Cirkus Columbia, ou o báltico e o caos da liberdade

por max 9. abril 2012 12:56

 

Em alguma parte do livro The Dogs of Riga, de Henning Mankell, um personagem diz que a situação dos países bálticos sempre foi muito complicada. Desde a Segunda Guerra até os tempos da queda da URSS, estes países sempre miraram a prosperidade do Ocidente, as coisas da modernidade, os bens, os serviços, a liberdade. Tudo isto estava ali, mas não puderam tê-lo. O personagem coronel Murniers diz: "Diante disso tudo, deve-se entender que este é um país pobre, tão pobre e arruinado como nossos vizinhos. Durante anos, vivemos fechados em uma jaula, e a partir dela contemplávamos as riquezas do Ocidente como algo distante." Com a paulatina demolição do bloco soviético, a principal ordem foi reconquistar a liberdade. "A liberdade nasce do caos, senhor Wallander, e monstros atrozes espreitam nas sombras", disse outro personagem chamado Upitis. "Crer que somente se pode estar a favor ou contra a liberdade é um grave erro, porque ela tem várias faces." Diz-se que a liberdade é algo que atrai, como uma bela mulher, enquanto que, para outros, constitui uma ameaça. O político pode abrir espaço para uma guerra civil, para a raiva, para a vingança, para um ódio acumulado durante anos. "O afã da liberdade pode converter-se em um inferno de dimensões imprevisíveis. Os monstros espreitam e as navalhas são afiadas na noite."
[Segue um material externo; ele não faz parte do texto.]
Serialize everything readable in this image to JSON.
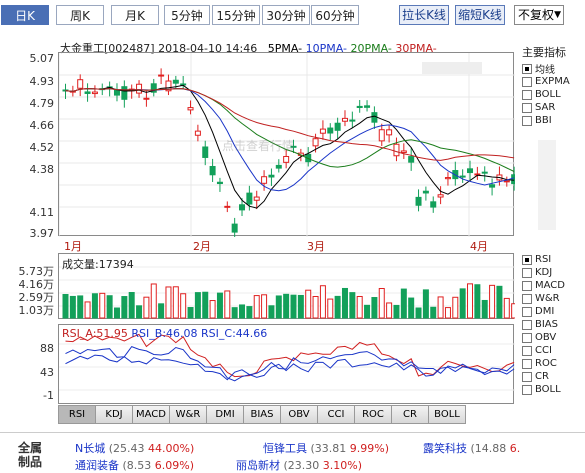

Ao ver o filme Cirkus Columbia (2010), pode-se pensar em tudo o que lemos em The Dogs of Riga, a situação de pobreza, de impossibilidade, a tensa relação com o dinheiro do Ocidente e com tudo o que estava por baixo do pano, a ponto de explodir ante as possibilidades que a liberdade oferecia às portas dos países bálticos. Neste caso, não falamos da Letônia, mas sim da antiga Iugoslávia. Na história, o diretor Danis Tanovic nos situa em pleno processo de glasnost por todos os lados na Bósnia e na Herzegovina. Ganhador do Oscar de Melhor Filme Estrangeiro em 2002 pelo filme Terra de Ninguém (No Man´s Land), Tanovic volta com Cirkus Columbia para sua terra natal. Se bem que Terra de Ninguém se desenvolve em 1993, ou seja, na metade do conflito; agora, com Cirkus Columbia, nos encontramos em 1991, no início tenso da comoção geral. O momento, é claro, é diferente. Aqui, nos encontramos com o personagem Divko voltando para casa, depois de um exílio de 20 anos na Alemanha. Chega com um Mercedes vermelho, com a jovem e atraente Azra, a bolsa cheia de marcos e com sua gata Bonny, uma gata negra da sorte. Divko chega bem sucedido, ocidentalizado, para repudiar sua antiga mulher, divorciar-se e tirar dela a casa. Ódios, amores, apoios políticos, interesses, ternura, loucura, drama, risos, comédias. Lembra um pouco o excessivo e genial Kusturica, pois é inevitável a influência do mestre. Divko chega com todo seu poder ocidental, acreditando que o mundo mudou, acreditando que seu destino já não pode ser modificado por nada, acreditando que é o absoluto dono de sua vida, porque vem daquele lado do mundo onde o futuro é uma imagem certa, assegurada. Mas, enquanto o amor, a comédia e os ódios vão e vem como pano de fundo, os inesperados movimentos do caos e a liberdade se aproximam. Como disse o escritor sueco Henning Mankell, os monstros se aproximam quando o caos da liberdade está próximo.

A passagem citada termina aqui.